Radicación interna: 4739 · ACCIONES DE TUTELA

Ponente: Fernando Alexei Pardo Florez

Actor: Jesus Leandro Tarazona Moncada·Demandado: Tribunal Administrativo Del Quindio Y Otro

CONSEJO DE ESTADO SALA DE LO CONTENCIOSO ADMINISTRATIVO SECCIÓN TERCERA SUBSECCIÓN A Consejero Ponente: FERNANDO ALEXEI PARDO FLÓREZ Bogotá D. C., veintitrés (23) de mayo de dos mil veinticinco (2025). Radicado: 11001-03-15-000-2025-03051-00 Accionante: JESÚS LEANDRO TARAZONA MONCADA Accionado: TRIBUNAL ADMINISTRATIVO DEL QUINDÍO Y OTRO Referencia: ACCIÓN DE TUTELA AUTO QUE ADMITE TUTELA Y NIEGA MEDIDA PROVISIONAL 1.

El 22 de mayo del año en curso1, ingresó el expediente de la referencia para resolver sobre la admisión de la acción de tutela formulada por el señor Jesús Leandro Tarazona Moncada en contra del Juzgado Cuarto (4°) Administrativo de Armenia y el Tribunal Administrativo del Quindío, por la presunta vulneración de los derechos fundamentales al buen nombre, al debido proceso y al “patrimonio”. 2.

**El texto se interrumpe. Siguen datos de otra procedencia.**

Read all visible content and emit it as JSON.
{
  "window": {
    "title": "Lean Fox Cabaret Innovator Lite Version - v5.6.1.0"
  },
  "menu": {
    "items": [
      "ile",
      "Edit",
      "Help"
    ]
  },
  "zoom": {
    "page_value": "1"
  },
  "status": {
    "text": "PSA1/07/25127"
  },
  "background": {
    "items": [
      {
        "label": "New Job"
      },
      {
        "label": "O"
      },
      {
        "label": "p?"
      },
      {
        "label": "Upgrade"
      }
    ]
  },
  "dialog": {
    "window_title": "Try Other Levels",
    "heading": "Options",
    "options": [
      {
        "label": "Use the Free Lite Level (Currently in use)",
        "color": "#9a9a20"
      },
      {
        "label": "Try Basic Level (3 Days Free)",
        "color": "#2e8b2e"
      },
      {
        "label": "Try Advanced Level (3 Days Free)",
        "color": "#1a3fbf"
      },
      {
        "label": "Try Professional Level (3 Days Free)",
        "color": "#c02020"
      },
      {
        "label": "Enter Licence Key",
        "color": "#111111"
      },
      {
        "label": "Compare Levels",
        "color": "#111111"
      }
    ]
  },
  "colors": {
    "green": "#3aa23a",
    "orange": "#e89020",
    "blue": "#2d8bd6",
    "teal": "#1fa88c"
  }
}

De acuerdo con lo afirmado en la demanda, el actor en su condición de director técnico (E) de reparaciones de la Unidad para la Atención y Reparación Integral a las Víctimas (en adelante UARIV o la Unidad) se le impuso una sanción consistente en multa por el supuesto incumplimiento del fallo dictado en el marco de la acción de tutela identificada con la radicación 63001333300420200017500, que ordenó a la Unidad indemnizar a la señora María Elisa García. 3.

Afirmó que las decisiones que lo sancionaron por desacato vulneraron sus derechos fundamentales, por cuanto desconocen la imposibilidad jurídica y material de cumplir la orden judicial en los términos exigidos debido al procedimiento reglado por la Resolución 1049 de 2019, que establece criterios técnicos y presupuestales de priorización para el pago de indemnizaciones administrativas a víctimas del conflicto armado. 4.

Según el demandante, la señora María Elisa García no acreditó criterios de urgencia manifiesta, ni obtuvo un puntaje favorable en el método técnico de priorización aplicado para la vigencia correspondiente, por lo cual no era procedente reconocer suma alguna a la interesada. Proceder de forma contraria acarrearía, en sentir del libelista, responsabilidades de tipo penal, disciplinario y fiscal para los funcionarios de la entidad y para los administradores de justicia que “no puede[n] disponer de recursos públicos sin que el fallo judicial justifique la preferencia otorgada en el pago de la accionante frente a los millones de víctimas que se encuentran a la espera de ser indemnizados en las mismas condiciones que la parte accionante”. 1 Índice 4 de Samai.

La acción de tutela fue remitida por la Subsección “B” de la Sección Segunda del Tribunal Administrativo de Cundinamarca a través de providencia de 20 de mayo del año en curso en aplicación de las reglas de reparto previstas en el artículo 1.º numeral 5. ° del Decreto 333 de 2021. 2 5. Señaló que en su condición de servidor público de la UARIV respondió a todos los requerimientos judiciales, explicó detalladamente los motivos que impedían el cumplimiento inmediato y solicitó la modulación del fallo conforme lo establece la sentencia SU-034 de 2018 de la Corte Constitucional.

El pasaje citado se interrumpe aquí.